An attempt by Airtel Kenya to get regulators to stop Safaricom’s low call prices has failed.
The Competition Authority of Kenya (CAK) dismissed Airtel’s complaint about Safaricom’s Ofa Moto promotion, ruling that call rates as low as 10 cents per minute did not violate competition law, even though they were lower than the interconnection fees mobile operators pay each other.
As reported by Business Daily, the complaint centered on Kenya’s mobile termination rate. This is the fee one network pays another for calls landing on its lines, standing at KES 0.41 per minute.
Safaricom’s promotion offered calls at between KES 0.1 and KES 0.3 per minute, prices Airtel argued made no commercial sense unless the goal was to starve smaller rivals of customers and revenue.
Selling below cost long enough to push competitors out and then raise prices once the field clears is the textbook definition of predatory pricing. However, CAK sees it differently.
Its investigation found the promotion fell within a 90-day window permitted under the Kenya Information and Communications Act, after which operators must wait three months before running the same offer again.
Since Safaricom stayed inside that limit, the authority concluded the pricing did not harm competition and closed the file. In its own words, the promotion was:
“Restricted to a maximum of 90 days as provided under the Kenya Information and Communication Act and Regulations and could be repeated for at least three months to safeguard any negative impact on competition.”
The ruling matters beyond the two companies involved. It effectively confirms that as long as a discount campaign respects the 90-day rule, price alone will not trigger a predatory pricing finding, regardless of how far below the termination rate it sits.
For Airtel, that is an uncomfortable precedent. The company has long argued that Safaricom’s scale, still around 67% of subscribers as of December 2025, gives it room to absorb short-term losses that would sink a smaller operator.
Safaricom’s own numbers show its grip has loosened gradually, down from 72.6% in mid-2017, which helps explain why retaining subscribers through pricing remains central to its strategy.
Two regulators sit in this story, and it is worth being clear about who does what. The Communications Authority of Kenya (CA) sets telecom-specific rules, including the guidelines on how long a promotion can run.
The Competition Authority of Kenya handles competition complaints across every sector of the economy, telecoms included.
Airtel took its case to the right body, but the outcome shows how a sector-specific rule, the 90-day promotion cap, can end up doing most of the work in a competition ruling.
There is a quieter fight running alongside this one. Airtel Money has, without any announcement, raised its fees for transfers to M-Pesa so that they now match Safaricom’s charges almost exactly.
A transfer of between KES 101 and KES 500 that previously cost KES 6 now costs KES 7, matching M-Pesa’s pricing.

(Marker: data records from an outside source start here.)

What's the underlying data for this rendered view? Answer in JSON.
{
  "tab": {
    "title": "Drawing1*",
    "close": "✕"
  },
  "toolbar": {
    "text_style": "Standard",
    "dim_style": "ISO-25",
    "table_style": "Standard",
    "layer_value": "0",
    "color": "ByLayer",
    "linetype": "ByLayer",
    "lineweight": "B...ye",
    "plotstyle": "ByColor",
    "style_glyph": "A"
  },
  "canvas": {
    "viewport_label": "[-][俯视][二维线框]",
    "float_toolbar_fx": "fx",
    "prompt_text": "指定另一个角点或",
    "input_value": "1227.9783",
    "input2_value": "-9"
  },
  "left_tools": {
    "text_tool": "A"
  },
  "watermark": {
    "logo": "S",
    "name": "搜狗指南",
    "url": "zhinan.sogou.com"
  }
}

The same pattern appears across higher transaction bands.
Airtel’s website still shows the old rates, and the increase cannot be linked to new taxes because the proposed 16% VAT on peer-to-peer mobile money transfers was removed from the Finance Bill 2026.
Instead, the change appears to be a commercial decision to match the market leader’s pricing rather than continue offering lower rates.
Both episodes point to the same underlying tension. Kenya’s telecom market is dominated by one operator whose scale shapes what everyone else can charge, whether for calls or for moving money.
Regional plans for a One Africa Network, meant to harmonize roaming and data pricing across borders, depend on operators giving up exactly the kind of local pricing flexibility this dispute shows they are not ready to surrender.